Judges and Lawyers in a Case of Lèse Majesté in Late-Eighteenth-Century Venezuela
Published online by Cambridge University Press: 07 October 2011
On July, 13, 1797, the regente (presiding officer) of the Real Audiencia de Caracas (the highest court in the province and most important government council), Antonio López de Quintana, acting on a tip, apprehended the prosperous businessman Manuel Montesinos Rico, searched his house, and discovered the existence of a conspiracy meant to repudiate the power of the Spanish monarchy and to establish an independent republic in what is today Venezuela. By so doing, the Audiencia initiated the most politically significant judicial case in the history of colonial Venezuela.

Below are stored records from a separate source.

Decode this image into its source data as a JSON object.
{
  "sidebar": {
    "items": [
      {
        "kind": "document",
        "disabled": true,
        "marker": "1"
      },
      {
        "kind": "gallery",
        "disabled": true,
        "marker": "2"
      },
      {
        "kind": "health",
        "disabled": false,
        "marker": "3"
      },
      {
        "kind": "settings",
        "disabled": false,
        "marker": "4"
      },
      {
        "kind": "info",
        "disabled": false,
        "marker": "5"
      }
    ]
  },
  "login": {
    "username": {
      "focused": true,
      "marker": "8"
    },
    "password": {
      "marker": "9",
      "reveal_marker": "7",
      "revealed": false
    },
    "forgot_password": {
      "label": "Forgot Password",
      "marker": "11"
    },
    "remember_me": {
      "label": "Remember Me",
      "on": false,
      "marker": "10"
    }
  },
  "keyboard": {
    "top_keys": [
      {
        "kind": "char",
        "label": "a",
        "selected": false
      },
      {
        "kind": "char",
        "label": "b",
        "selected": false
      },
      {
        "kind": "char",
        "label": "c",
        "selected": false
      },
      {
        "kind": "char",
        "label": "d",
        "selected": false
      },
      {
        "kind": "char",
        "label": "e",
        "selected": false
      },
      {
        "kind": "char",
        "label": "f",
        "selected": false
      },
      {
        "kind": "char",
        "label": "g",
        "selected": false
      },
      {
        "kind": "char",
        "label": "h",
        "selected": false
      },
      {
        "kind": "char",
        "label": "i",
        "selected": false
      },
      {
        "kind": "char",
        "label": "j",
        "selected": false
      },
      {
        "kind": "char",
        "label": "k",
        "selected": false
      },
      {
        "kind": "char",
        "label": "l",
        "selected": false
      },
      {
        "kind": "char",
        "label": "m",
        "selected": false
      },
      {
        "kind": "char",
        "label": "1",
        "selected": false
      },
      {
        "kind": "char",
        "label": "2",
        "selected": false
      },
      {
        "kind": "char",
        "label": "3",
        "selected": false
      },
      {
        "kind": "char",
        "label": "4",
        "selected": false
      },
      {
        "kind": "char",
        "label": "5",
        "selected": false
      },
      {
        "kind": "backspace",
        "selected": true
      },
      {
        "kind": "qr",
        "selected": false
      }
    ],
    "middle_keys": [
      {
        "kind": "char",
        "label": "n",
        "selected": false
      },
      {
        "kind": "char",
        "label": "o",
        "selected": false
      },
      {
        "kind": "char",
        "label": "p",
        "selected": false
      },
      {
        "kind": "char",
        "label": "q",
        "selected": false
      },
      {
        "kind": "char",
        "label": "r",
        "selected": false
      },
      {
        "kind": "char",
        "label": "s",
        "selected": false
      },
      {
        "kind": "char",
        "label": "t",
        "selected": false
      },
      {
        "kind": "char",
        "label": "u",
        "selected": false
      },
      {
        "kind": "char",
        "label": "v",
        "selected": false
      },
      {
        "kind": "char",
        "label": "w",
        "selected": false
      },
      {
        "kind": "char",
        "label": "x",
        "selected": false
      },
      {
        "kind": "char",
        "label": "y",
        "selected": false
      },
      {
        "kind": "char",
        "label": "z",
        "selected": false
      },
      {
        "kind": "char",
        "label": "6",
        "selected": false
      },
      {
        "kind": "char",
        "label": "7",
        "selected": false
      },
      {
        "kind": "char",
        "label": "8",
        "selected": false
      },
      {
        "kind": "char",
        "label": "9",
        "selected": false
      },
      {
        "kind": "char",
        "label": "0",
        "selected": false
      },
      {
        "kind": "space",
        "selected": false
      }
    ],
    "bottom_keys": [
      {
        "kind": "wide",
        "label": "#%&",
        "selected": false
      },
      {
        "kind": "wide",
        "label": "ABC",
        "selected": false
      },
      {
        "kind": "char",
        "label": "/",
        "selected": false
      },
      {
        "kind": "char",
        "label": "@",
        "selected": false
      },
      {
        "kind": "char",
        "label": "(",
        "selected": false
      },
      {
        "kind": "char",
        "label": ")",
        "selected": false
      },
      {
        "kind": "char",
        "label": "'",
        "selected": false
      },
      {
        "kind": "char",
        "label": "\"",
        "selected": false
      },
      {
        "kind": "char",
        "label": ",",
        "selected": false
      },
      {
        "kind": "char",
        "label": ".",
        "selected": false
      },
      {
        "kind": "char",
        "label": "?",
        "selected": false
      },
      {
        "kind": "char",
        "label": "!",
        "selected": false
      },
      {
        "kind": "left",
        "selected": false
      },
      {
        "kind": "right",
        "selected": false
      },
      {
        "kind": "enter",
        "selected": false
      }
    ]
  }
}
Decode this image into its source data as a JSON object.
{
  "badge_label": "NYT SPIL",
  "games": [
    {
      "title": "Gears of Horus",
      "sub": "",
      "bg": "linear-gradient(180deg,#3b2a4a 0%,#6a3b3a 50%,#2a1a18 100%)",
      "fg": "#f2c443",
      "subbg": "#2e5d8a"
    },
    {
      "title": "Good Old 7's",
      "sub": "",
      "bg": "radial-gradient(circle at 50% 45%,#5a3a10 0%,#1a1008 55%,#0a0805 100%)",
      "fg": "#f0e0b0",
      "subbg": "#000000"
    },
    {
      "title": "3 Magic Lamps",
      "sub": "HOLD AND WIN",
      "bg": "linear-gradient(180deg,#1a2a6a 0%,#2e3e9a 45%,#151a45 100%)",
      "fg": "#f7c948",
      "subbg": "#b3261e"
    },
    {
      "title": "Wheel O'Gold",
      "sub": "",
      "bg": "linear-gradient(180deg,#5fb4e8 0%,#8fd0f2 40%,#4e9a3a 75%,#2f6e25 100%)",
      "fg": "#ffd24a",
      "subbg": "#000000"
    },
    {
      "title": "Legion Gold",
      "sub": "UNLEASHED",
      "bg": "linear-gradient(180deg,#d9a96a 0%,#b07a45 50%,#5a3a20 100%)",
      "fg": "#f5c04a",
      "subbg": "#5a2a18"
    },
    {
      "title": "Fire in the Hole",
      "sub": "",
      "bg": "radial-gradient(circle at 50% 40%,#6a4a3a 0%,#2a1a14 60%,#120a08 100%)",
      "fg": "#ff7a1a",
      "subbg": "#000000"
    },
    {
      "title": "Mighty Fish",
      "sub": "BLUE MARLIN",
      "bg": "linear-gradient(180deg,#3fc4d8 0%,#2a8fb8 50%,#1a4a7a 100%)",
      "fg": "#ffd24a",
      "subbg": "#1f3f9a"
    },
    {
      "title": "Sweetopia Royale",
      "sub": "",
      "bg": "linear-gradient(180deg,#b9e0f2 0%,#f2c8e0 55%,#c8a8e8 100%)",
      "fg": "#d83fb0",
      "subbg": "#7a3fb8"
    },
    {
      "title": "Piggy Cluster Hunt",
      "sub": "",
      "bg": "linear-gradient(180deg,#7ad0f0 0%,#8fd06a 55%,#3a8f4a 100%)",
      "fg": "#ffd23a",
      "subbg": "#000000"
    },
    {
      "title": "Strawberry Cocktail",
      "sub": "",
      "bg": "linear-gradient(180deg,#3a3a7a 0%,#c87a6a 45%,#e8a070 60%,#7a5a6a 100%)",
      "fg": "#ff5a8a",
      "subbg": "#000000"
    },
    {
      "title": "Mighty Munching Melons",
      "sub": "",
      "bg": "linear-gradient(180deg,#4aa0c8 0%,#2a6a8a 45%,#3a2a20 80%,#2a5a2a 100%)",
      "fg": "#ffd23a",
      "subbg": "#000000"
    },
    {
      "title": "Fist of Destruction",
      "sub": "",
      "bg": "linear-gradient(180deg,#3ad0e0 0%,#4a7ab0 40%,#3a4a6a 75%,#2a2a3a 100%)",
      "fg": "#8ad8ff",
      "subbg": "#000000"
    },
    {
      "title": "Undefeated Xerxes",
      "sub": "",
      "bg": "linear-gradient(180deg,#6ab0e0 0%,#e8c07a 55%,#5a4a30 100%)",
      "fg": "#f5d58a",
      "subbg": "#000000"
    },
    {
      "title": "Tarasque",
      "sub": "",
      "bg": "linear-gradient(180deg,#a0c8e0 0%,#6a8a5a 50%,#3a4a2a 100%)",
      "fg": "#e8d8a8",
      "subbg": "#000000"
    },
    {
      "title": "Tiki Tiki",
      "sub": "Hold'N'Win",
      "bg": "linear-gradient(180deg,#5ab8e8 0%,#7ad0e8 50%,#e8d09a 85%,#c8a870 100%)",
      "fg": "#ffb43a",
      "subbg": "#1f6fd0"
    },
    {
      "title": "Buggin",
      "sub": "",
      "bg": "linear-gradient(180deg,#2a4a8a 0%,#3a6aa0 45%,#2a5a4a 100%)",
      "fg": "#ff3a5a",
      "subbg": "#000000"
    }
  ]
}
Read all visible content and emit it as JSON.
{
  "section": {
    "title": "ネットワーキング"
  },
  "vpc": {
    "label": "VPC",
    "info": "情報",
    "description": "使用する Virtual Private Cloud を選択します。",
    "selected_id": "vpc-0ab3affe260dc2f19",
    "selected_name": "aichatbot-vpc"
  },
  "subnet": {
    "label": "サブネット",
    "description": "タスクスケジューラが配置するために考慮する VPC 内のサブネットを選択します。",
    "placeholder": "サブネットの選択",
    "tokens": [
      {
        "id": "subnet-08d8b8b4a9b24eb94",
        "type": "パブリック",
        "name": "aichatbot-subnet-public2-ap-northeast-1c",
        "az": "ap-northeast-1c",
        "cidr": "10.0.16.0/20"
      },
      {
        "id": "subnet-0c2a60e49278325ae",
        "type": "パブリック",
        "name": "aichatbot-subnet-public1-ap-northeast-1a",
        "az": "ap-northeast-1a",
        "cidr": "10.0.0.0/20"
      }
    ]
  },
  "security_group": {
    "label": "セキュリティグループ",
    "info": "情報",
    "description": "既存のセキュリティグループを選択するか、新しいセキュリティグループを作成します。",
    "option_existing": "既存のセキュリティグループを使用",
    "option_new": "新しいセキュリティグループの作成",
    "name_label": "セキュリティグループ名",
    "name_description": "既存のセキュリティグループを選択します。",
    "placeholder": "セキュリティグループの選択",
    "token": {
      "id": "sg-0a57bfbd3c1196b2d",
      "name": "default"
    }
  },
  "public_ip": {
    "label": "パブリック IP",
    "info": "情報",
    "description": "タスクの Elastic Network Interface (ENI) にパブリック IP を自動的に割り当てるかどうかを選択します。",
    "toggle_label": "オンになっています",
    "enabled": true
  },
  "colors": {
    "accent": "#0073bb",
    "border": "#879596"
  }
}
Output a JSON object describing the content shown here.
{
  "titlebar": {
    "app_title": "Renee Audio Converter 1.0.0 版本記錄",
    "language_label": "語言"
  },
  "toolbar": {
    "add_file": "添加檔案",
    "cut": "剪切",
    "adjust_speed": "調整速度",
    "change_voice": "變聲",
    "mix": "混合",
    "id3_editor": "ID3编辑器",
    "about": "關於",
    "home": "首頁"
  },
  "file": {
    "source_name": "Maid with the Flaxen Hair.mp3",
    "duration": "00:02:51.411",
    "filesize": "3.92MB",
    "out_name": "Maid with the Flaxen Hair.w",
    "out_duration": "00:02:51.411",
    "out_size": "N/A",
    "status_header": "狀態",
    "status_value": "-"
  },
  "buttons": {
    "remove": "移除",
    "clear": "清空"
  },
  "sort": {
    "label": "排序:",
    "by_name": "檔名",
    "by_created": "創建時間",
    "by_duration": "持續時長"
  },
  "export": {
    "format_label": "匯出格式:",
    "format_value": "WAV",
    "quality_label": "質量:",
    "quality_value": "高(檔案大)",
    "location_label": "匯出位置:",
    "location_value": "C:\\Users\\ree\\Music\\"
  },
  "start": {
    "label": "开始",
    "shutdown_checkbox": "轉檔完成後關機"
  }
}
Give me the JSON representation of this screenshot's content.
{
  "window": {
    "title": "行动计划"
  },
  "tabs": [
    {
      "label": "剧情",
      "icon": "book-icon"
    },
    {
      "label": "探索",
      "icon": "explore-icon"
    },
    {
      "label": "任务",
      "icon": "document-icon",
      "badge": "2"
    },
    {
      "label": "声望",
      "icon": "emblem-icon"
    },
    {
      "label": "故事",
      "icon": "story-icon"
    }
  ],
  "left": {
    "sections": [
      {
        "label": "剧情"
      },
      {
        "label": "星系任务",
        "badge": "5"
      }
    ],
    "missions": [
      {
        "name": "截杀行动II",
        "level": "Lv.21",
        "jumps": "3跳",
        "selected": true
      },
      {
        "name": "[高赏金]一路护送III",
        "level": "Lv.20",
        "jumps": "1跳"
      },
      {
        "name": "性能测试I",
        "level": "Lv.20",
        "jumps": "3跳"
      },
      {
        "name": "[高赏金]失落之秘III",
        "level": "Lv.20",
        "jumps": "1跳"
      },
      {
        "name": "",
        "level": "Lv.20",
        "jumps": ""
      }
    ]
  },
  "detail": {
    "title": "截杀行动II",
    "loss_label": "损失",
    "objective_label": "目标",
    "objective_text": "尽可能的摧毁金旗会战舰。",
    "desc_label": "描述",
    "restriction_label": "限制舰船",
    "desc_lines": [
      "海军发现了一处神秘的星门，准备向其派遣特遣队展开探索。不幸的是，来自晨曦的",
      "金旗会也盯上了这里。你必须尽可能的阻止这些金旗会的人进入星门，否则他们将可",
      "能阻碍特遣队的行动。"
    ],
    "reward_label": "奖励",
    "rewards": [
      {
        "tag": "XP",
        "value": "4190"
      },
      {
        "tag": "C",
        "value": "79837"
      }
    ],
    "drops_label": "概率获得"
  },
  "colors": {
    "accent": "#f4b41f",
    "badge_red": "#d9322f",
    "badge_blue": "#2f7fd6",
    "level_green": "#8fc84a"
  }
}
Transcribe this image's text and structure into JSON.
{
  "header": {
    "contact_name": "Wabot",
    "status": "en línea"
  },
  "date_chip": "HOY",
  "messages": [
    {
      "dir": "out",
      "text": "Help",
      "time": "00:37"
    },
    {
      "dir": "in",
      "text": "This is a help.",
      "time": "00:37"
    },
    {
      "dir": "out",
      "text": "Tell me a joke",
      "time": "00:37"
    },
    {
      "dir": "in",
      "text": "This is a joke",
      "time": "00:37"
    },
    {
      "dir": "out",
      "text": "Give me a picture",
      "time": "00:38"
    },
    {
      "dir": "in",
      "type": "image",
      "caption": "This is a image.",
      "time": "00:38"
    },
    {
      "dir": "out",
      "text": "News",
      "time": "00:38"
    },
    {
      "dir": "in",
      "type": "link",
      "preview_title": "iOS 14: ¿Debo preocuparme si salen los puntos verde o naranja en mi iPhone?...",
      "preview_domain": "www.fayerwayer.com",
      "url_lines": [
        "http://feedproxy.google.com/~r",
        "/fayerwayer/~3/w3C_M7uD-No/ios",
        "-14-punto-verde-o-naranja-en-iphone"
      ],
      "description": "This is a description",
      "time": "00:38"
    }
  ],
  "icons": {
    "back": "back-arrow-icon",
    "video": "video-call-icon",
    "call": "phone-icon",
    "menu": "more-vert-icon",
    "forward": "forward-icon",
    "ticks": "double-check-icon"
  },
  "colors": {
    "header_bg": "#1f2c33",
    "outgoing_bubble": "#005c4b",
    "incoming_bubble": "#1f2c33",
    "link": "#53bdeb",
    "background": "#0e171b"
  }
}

Soon the Audiencia discovered that the conspiracy was quite broad in scope, especially in the cities of La Guaira and its surroundings, including Caracas. Its leaders were Manuel Gual and José María España, which is why this episode is known as La Conspiración de Gual y España. Both men were prosperous landlords. Gual was a retired army captain; España was the administrator of one of the church's estates and the judge (corregidor) of Macuto, a small city near La Guaira. Other important figures in the conspiracy were businessmen José and Manuel Montesinos Rico, engineer Patricio Ronán, the priests Tomás Sandoval and Juan Agustín González, and the lawyer Luis Tomás Peraza. Like Ronán and the Montesinos Rico brothers, several conspirators were peninsular Spaniards; others were “creoles,” the term used for whites born and established in the province. There were also whites from lower social strata (blancos de orilla) and a good number of pardos (free, mixed-blood people).